Наконец, приводы прекратились: все обречённо махнули на это дело рукой и предрекали моё скорое увольнение. Пузиков тянул резину. За это время ансамбли выучили свою роль «на ять». Мы играли в пустом зале.
На звуки стали заглядывать лохматые головы. Сначала молча. Потом:
— А можно?
— Заходи.
…На смотр вышел хор нужной длины и почти качественно отработал в один голос, без затей. В процессе его созревания молодёжи оказалось «по кайфу» петь под ансамбль, где играют свои. Больше ни у кого такого не было!
Конечно, никуда мы дальше не прошли, хотя остальные хоры были хуже. Но все наши остались довольны.

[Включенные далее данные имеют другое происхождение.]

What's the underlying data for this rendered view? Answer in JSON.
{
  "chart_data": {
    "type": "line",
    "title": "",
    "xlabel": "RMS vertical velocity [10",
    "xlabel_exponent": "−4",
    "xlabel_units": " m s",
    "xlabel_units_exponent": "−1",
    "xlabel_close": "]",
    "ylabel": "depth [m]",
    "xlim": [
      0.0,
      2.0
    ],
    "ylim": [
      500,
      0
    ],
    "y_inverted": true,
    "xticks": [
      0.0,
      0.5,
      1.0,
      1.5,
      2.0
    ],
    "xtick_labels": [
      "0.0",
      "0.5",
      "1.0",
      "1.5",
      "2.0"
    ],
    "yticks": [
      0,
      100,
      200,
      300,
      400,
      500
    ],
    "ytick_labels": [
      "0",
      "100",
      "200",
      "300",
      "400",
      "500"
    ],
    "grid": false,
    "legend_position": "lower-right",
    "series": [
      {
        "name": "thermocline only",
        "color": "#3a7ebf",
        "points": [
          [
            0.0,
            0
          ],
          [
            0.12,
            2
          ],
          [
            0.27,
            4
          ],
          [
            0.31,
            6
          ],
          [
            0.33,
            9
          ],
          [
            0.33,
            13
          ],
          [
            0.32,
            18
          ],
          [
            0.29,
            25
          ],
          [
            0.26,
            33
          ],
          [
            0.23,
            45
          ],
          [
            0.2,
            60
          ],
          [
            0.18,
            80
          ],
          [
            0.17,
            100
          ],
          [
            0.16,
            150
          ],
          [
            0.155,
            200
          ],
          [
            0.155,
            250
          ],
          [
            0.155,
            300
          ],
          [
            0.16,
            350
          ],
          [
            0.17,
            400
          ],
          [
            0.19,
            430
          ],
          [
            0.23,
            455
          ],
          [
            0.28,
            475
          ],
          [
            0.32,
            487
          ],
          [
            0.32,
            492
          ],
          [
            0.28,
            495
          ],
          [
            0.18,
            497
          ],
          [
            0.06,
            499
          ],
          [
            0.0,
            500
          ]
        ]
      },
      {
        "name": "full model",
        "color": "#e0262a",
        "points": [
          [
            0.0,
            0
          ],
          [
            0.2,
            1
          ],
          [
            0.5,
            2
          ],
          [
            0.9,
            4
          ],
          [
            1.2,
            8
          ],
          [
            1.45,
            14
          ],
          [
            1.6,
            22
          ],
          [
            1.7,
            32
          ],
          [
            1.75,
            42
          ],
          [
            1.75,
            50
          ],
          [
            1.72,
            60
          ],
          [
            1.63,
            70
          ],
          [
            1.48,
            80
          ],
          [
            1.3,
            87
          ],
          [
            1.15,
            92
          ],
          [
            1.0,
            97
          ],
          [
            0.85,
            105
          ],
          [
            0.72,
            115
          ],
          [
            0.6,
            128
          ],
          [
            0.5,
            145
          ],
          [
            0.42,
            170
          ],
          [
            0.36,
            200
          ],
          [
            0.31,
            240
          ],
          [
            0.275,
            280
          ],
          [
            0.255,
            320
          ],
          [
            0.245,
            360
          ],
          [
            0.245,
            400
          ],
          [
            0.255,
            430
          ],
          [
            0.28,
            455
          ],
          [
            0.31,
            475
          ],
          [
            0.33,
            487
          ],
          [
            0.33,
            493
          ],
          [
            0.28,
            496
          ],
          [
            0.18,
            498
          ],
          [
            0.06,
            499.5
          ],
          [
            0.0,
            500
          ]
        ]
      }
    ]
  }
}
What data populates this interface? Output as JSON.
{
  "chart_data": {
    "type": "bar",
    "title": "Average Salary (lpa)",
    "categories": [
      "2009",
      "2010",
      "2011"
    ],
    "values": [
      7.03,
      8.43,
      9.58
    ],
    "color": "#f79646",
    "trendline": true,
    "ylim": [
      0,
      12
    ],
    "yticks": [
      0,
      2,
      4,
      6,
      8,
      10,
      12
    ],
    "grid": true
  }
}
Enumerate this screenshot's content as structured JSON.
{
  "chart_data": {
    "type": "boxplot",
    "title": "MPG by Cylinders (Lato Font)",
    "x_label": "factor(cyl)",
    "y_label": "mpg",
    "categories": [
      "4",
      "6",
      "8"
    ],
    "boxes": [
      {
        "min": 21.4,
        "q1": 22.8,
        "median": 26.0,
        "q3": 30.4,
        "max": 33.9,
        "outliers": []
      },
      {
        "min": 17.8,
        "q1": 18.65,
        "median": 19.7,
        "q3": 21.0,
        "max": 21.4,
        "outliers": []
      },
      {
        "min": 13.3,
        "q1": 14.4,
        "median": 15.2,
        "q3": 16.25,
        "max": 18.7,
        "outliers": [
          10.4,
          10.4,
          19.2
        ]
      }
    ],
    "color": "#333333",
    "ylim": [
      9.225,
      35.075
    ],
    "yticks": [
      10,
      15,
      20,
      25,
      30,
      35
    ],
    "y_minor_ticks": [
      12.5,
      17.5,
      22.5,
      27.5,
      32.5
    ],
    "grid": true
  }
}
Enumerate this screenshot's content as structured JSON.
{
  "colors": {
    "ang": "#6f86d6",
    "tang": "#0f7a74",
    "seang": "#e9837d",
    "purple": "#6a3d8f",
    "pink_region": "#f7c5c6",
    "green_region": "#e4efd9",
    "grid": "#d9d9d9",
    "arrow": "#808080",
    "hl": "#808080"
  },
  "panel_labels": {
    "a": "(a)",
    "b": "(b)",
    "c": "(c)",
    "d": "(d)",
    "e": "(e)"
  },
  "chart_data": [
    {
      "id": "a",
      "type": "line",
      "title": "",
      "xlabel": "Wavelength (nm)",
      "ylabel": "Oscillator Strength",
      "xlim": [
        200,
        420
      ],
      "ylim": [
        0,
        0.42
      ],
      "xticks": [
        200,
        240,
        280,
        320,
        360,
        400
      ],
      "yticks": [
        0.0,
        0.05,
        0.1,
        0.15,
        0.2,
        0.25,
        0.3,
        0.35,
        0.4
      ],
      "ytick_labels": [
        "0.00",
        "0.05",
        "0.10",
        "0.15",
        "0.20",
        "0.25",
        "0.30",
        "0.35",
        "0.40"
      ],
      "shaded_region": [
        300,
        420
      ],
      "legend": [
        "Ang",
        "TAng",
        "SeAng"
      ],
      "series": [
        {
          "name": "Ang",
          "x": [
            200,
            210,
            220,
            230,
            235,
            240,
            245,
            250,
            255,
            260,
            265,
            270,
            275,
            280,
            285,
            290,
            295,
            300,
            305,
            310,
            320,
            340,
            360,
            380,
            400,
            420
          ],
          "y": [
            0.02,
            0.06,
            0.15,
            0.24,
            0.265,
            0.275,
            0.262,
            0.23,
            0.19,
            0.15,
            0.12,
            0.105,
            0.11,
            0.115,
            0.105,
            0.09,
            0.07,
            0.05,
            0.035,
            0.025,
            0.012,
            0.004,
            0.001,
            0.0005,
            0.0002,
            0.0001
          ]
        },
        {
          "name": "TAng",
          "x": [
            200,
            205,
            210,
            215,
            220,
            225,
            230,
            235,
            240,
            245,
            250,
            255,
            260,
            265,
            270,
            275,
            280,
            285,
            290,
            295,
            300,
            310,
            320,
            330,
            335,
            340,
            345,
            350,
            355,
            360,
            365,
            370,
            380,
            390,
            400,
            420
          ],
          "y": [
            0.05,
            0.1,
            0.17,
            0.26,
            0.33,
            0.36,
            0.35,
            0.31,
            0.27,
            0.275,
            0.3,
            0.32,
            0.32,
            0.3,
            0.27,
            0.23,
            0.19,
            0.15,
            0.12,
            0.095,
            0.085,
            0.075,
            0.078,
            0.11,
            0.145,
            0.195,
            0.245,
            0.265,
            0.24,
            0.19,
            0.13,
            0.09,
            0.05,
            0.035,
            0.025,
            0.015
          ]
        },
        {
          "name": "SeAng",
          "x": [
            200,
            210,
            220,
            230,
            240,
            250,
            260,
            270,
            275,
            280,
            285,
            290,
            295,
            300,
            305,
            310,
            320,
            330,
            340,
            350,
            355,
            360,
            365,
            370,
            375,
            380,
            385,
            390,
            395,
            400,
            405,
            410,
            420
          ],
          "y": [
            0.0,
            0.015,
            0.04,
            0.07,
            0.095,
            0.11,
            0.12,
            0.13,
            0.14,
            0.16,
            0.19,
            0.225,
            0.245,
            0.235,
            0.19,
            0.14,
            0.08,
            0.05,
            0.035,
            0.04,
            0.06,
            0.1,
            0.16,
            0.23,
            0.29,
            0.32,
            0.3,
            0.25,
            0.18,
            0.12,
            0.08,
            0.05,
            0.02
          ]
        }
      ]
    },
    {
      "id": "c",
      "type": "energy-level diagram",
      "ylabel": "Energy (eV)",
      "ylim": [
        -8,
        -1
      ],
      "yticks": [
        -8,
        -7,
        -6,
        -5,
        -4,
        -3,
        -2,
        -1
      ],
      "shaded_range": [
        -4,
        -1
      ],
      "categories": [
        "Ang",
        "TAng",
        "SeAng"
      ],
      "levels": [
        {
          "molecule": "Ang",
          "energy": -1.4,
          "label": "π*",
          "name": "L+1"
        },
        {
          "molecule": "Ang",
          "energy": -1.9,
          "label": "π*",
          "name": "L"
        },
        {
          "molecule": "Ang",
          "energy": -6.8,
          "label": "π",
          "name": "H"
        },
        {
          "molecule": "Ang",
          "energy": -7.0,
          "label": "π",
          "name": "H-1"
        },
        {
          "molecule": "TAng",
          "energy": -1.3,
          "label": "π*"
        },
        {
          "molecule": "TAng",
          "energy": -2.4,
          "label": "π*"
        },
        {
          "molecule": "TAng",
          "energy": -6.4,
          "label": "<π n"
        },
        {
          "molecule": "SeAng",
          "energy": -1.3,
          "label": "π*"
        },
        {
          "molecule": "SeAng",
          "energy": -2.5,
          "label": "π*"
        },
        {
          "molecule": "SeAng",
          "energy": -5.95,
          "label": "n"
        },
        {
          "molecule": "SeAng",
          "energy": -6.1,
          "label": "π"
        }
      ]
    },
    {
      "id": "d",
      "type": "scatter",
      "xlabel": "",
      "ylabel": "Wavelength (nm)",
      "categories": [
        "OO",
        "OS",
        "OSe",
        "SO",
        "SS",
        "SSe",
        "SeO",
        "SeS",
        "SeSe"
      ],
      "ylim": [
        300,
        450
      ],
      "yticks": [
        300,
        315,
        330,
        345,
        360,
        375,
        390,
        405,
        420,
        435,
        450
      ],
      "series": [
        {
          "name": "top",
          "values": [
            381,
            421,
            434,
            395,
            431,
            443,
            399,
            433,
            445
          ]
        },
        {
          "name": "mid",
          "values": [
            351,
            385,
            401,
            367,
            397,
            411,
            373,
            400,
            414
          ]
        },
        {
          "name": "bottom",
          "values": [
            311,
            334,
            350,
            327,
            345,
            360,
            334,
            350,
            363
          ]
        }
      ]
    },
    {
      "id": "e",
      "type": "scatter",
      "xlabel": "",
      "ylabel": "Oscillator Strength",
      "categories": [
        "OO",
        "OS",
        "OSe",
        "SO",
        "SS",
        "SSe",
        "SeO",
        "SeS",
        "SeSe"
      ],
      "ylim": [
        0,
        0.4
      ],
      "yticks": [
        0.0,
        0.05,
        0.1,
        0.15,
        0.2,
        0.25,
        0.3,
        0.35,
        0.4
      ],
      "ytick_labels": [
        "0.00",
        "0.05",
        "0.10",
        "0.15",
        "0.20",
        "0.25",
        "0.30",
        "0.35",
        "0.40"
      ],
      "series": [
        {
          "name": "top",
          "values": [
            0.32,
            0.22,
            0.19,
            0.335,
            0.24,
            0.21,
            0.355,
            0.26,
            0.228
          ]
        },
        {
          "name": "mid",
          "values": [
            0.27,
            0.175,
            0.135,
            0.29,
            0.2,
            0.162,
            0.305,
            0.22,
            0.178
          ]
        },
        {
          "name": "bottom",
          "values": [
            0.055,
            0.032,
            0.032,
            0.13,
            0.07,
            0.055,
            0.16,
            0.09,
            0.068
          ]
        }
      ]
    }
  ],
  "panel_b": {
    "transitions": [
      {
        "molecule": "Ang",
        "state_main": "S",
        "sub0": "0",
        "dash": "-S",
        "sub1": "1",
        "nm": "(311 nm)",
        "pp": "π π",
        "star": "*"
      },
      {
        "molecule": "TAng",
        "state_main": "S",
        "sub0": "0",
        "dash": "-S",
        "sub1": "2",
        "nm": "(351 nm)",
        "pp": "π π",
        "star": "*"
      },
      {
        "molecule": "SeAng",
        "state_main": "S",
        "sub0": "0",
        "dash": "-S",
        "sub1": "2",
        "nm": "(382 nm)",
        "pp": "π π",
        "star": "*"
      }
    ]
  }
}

А потом случилось страшное.
Учительнице пения захорошело замуж. Прямо посередь учебного процесса. И добрый Пузиков её отпустил. А меня вызвал:
— Надо заменить.
— Но, Пал Палыч!..
— Всего-то на две недели. Или чуть больше. В четырёх классах — двух пятых, двух седьмых. По паре занятий в каждом.
— Но я же никогда раньше…
— Тебе ничего не надо будет делать!
Тут я допустил оплошность: этими словами меня уговаривали провести праздники в детсаду вместо мамы. Но общий смысл и тон сказанного Пузиковым был аналогичен:
— Делай с ними что хочешь. Рассказывай анекдоты. Пой Аллу Пугачёву. Лишь бы во время уроков по коридорам не бегали. И веди журнал. Посмотришь — поймёшь.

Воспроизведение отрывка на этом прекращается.